Dan Bongino has built a reputation for calling out bias, and he does not mince words here. He insists the phrase “both sides” masks a disturbing double standard where threats from the left are downplayed or even encouraged. That is a serious charge and it needs to be treated as such, not shrugged off as partisan complaining.
The pattern is familiar: heated language from left-wing activists gets framed as passion, while similar words from conservatives are labeled extreme. When prominent voices on the left flirt with violent imagery or open talk of targeting opponents, mainstream outlets often treat it as entertainment or rhetorical heat. That selective framing shifts the burden away from real accountability and toward a false equivalence that helps no one.
Normalization of violent talk is not theoretical. It raises the odds of copycat incidents and puts public figures and everyday citizens at risk. When rhetoric moves from the margins to the mainstream without consequence, people start believing dangerous behavior is acceptable. There is a public safety cost to that tolerance, and it is time to face it.
Accountability must be blind to political affiliation. Bongino pushes that point hard, arguing conservatives get punished while those on the left get a pass. That is not about silencing debate, it is about equal application of rules so threats and incitement are treated the same whether they come from the left or the right. Equal standards protect everyone and rebuild trust in institutions tasked with enforcing them.

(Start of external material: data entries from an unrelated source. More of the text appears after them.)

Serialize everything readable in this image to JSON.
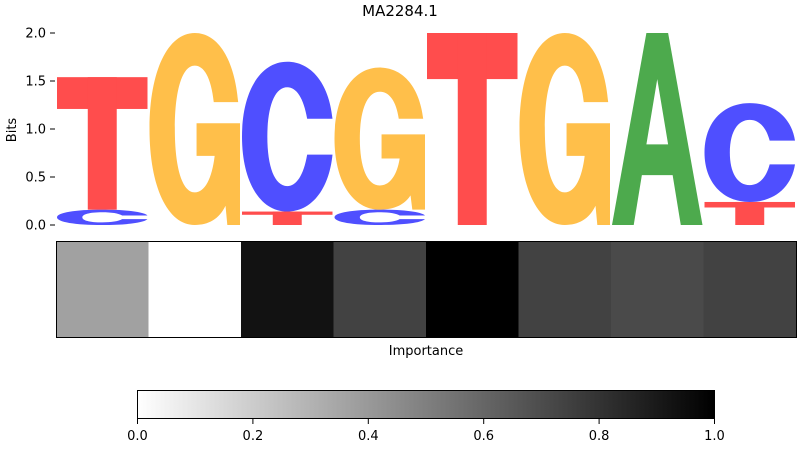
{
  "chart_data": {
    "type": "sequence-logo",
    "title": "MA2284.1",
    "ylabel": "Bits",
    "ylim": [
      0,
      2.0
    ],
    "yticks": [
      "0.0",
      "0.5",
      "1.0",
      "1.5",
      "2.0"
    ],
    "alphabet": [
      "A",
      "C",
      "G",
      "T"
    ],
    "colors": {
      "A": "#4daa4d",
      "C": "#4f4fff",
      "G": "#ffbf4a",
      "T": "#ff4d4d"
    },
    "positions": [
      {
        "letters": [
          {
            "base": "C",
            "bits": 0.16
          },
          {
            "base": "T",
            "bits": 1.38
          }
        ]
      },
      {
        "letters": [
          {
            "base": "G",
            "bits": 2.0
          }
        ]
      },
      {
        "letters": [
          {
            "base": "T",
            "bits": 0.14
          },
          {
            "base": "C",
            "bits": 1.56
          }
        ]
      },
      {
        "letters": [
          {
            "base": "C",
            "bits": 0.16
          },
          {
            "base": "G",
            "bits": 1.48
          }
        ]
      },
      {
        "letters": [
          {
            "base": "T",
            "bits": 2.0
          }
        ]
      },
      {
        "letters": [
          {
            "base": "G",
            "bits": 2.0
          }
        ]
      },
      {
        "letters": [
          {
            "base": "A",
            "bits": 2.0
          }
        ]
      },
      {
        "letters": [
          {
            "base": "T",
            "bits": 0.24
          },
          {
            "base": "C",
            "bits": 1.03
          }
        ]
      }
    ],
    "importance": {
      "xlabel": "Importance",
      "values": [
        0.37,
        0.0,
        0.93,
        0.74,
        1.0,
        0.74,
        0.71,
        0.74
      ],
      "colorbar": {
        "range": [
          0,
          1
        ],
        "ticks": [
          "0.0",
          "0.2",
          "0.4",
          "0.6",
          "0.8",
          "1.0"
        ]
      }
    }
  }
}
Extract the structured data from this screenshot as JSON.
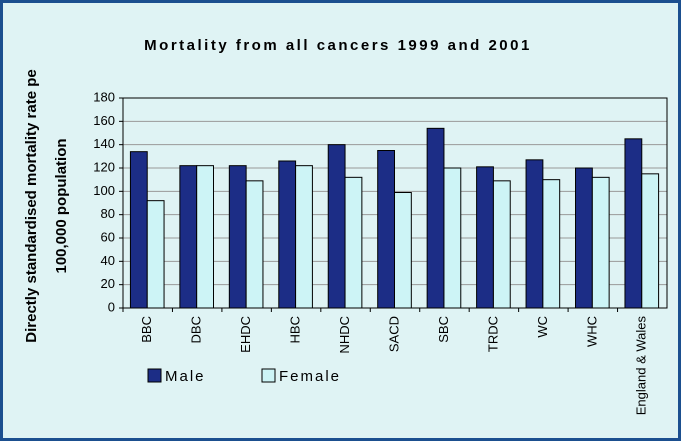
{
  "chart_data": {
    "type": "bar",
    "title": "Mortality from all cancers 1999 and 2001",
    "y_label": [
      "Directly standardised mortality rate pe",
      "100,000 population"
    ],
    "categories": [
      "BBC",
      "DBC",
      "EHDC",
      "HBC",
      "NHDC",
      "SACD",
      "SBC",
      "TRDC",
      "WC",
      "WHC",
      "England & Wales"
    ],
    "series": [
      {
        "name": "Male",
        "color": "#1c2d86",
        "values": [
          134,
          122,
          122,
          126,
          140,
          135,
          154,
          121,
          127,
          120,
          145
        ]
      },
      {
        "name": "Female",
        "color": "#cdf4f6",
        "values": [
          92,
          122,
          109,
          122,
          112,
          99,
          120,
          109,
          110,
          112,
          115
        ]
      }
    ],
    "ylim": [
      0,
      180
    ],
    "yticks": [
      0,
      20,
      40,
      60,
      80,
      100,
      120,
      140,
      160,
      180
    ],
    "grid": true
  }
}
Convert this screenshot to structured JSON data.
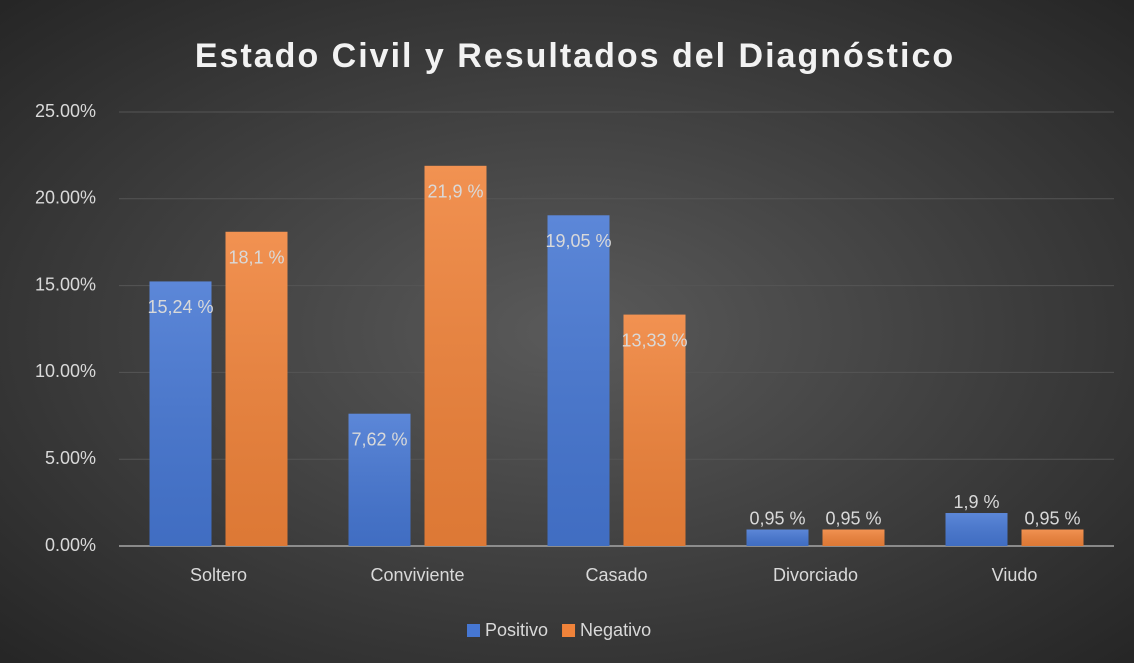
{
  "chart_data": {
    "type": "bar",
    "title": "Estado Civil y Resultados del Diagnóstico",
    "categories": [
      "Soltero",
      "Conviviente",
      "Casado",
      "Divorciado",
      "Viudo"
    ],
    "series": [
      {
        "name": "Positivo",
        "color": "#4677d3",
        "values": [
          15.24,
          7.62,
          19.05,
          0.95,
          1.9
        ],
        "value_labels": [
          "15,24 %",
          "7,62 %",
          "19,05 %",
          "0,95 %",
          "1,9 %"
        ]
      },
      {
        "name": "Negativo",
        "color": "#f0833a",
        "values": [
          18.1,
          21.9,
          13.33,
          0.95,
          0.95
        ],
        "value_labels": [
          "18,1 %",
          "21,9 %",
          "13,33 %",
          "0,95 %",
          "0,95 %"
        ]
      }
    ],
    "ylim": [
      0,
      25
    ],
    "yticks": [
      {
        "value": 0,
        "label": "0.00%"
      },
      {
        "value": 5,
        "label": "5.00%"
      },
      {
        "value": 10,
        "label": "10.00%"
      },
      {
        "value": 15,
        "label": "15.00%"
      },
      {
        "value": 20,
        "label": "20.00%"
      },
      {
        "value": 25,
        "label": "25.00%"
      }
    ],
    "grid": true,
    "legend": "bottom"
  }
}
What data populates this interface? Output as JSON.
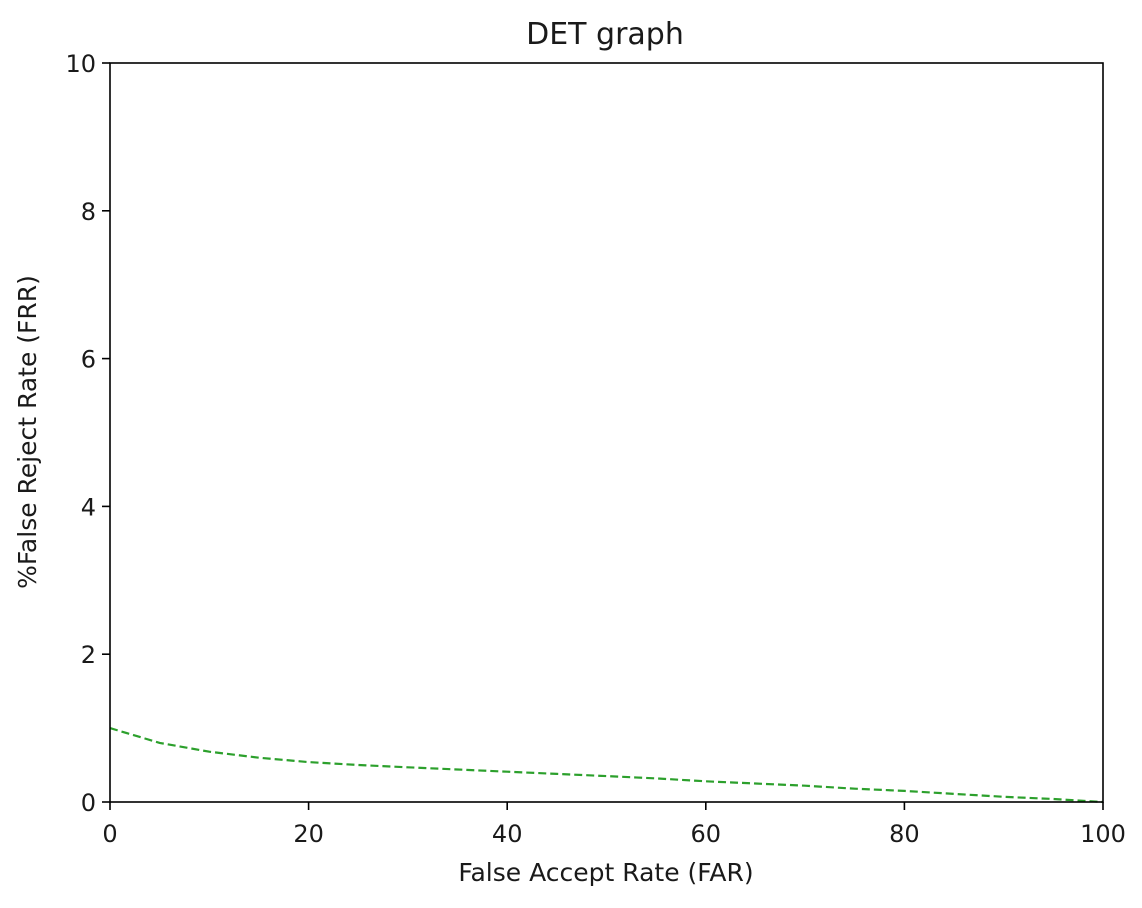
{
  "chart_data": {
    "type": "line",
    "title": "DET graph",
    "xlabel": "False Accept Rate (FAR)",
    "ylabel": "%False Reject Rate (FRR)",
    "xlim": [
      0,
      100
    ],
    "ylim": [
      0,
      10
    ],
    "xticks": [
      "0",
      "20",
      "40",
      "60",
      "80",
      "100"
    ],
    "yticks": [
      "0",
      "2",
      "4",
      "6",
      "8",
      "10"
    ],
    "grid": false,
    "legend": "none",
    "series": [
      {
        "color": "#2ca02c",
        "line_style": "dashed",
        "x": [
          0,
          5,
          10,
          15,
          20,
          25,
          30,
          35,
          40,
          45,
          50,
          55,
          60,
          65,
          70,
          75,
          80,
          85,
          90,
          95,
          100
        ],
        "y": [
          1.0,
          0.8,
          0.68,
          0.6,
          0.54,
          0.5,
          0.47,
          0.44,
          0.41,
          0.38,
          0.35,
          0.32,
          0.28,
          0.25,
          0.22,
          0.18,
          0.15,
          0.11,
          0.07,
          0.04,
          0.0
        ]
      }
    ]
  }
}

Platforms play a central role and bear responsibility for how speech is amplified and moderated. Too often the big tech gatekeepers bend toward certain narratives and enforce rules inconsistently. If social platforms want credibility, they need transparent, even-handed policies that do not become tools for partisan advantage.
There is also a media accountability issue. Coverage choices send signals about what behavior is permissible and what is taboo. When outlets describe violent talk from one side as mere rhetoric and from the other side as dangerous extremism, they contribute to polarization and blind spots in public awareness. The media should treat threats as threats, not strategic props in a culture war.
Conservative leaders and citizens can respond without retreating into toxic rhetoric of their own. The point is not to match worst conduct but to insist on consistent consequences for bad actors everywhere. Standing firm on principle while demanding equal enforcement shows strength and moral clarity without feeding the same destructive cycle.
Public safety, civic trust, and honest discourse are at stake if violent language becomes routine and unpunished. The conversation Bongino sparks is uncomfortable because it forces people to choose between partisan comfort and basic fairness. Those who value law and order should demand a consistent standard that treats threats seriously no matter where they come from.